The effect of various antimetabolites on nuclear pore formation was studied in synchronized HeLa S(3) cells. The nuclear size was determined by light microscopy and the pore number per unit area of nuclear surface by the freeze-etching technique and electron microscopy. It was found that the inhibition of DNA replication or ribosomal RNA synthesis has no effect on nuclear size increase or pore formation. However, the inhibition of ATP synthesis effectively stops nuclear pore formation. Cycloheximide blocks nuclear pore formation at the same time during G(1) phase of the cell cycle when nuclear size increase is blocked by high concentrations of actinomycin D. This suggests that certain proteins or other factors leading to pore formation and nuclear size increase are transcribed and synthesized at about 3-4 h after mitosis, i.e., about 1-2 h before S phase begins.
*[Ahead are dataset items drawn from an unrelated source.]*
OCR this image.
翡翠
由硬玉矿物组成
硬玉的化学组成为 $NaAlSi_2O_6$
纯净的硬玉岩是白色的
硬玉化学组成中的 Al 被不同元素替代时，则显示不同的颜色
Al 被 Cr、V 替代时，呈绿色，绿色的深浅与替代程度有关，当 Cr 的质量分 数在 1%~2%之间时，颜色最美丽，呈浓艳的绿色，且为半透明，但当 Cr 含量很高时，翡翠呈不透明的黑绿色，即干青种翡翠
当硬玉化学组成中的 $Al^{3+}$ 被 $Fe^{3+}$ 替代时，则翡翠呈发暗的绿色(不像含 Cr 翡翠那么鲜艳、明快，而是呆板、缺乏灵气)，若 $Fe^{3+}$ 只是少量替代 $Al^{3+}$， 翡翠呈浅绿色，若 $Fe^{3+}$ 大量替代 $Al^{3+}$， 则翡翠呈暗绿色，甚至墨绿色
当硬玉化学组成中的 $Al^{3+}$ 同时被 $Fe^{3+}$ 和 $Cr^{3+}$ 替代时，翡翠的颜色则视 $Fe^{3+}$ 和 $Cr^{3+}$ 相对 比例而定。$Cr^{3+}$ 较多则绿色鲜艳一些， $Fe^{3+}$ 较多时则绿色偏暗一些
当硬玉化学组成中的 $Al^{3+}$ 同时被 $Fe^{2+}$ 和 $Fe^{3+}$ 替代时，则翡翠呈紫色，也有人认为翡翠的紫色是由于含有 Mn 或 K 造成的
Time sequence of nuclear pore formation in phytohemagglutinin-stimulated lymphocytes and in HeLa cells during the cell cycle

The time sequence of nuclear pore frequency changes was determined for phytohemagglutinin (PHA)-stimulated human lymphocytes and for HeLa S-3 cells during the cell cycle. The number of nuclear pores/nucleus was calculated from the experimentally determined values of nuclear pores/micro(2) and the nuclear surface. In the lymphocyte system the number of pores/nucleus approximately doubles during the 48 hr after PHA stimulation. The increase in pore frequency is biphasic and the first increase seems to be related to an increase in the rate of protein synthesis. The second increase in pores/nucleus appears to be correlated with the onset of DNA synthesis. In the HeLa cell system, we could also observe a biphasic change in pore formation. Nuclear pores are formed at the highest rate during the first hour after mitosis. A second increase in the rate of pore formation corresponds in time with an increase in the rate of nuclear acidic protein synthesis shortly before S phase. The total number of nuclear pores in HeLa cells doubles from approximately 2000 in G(1) to approximately 4000 at the end of the cell cycle. The doubling of the nuclear volume and the number of nuclear pores might be correlated to the doubling of DNA content. Another correspondence with the nuclear pore number in S phase is found in the number of simultaneously replicating replication sites. This number may be fortuitous but leads to the rather speculative possibility that the nuclear pore might be the site of initiation and/or replication of DNA as well as the site of nucleocytoplasmic exchange. That is, the nuclear pore complex may have multiple functions.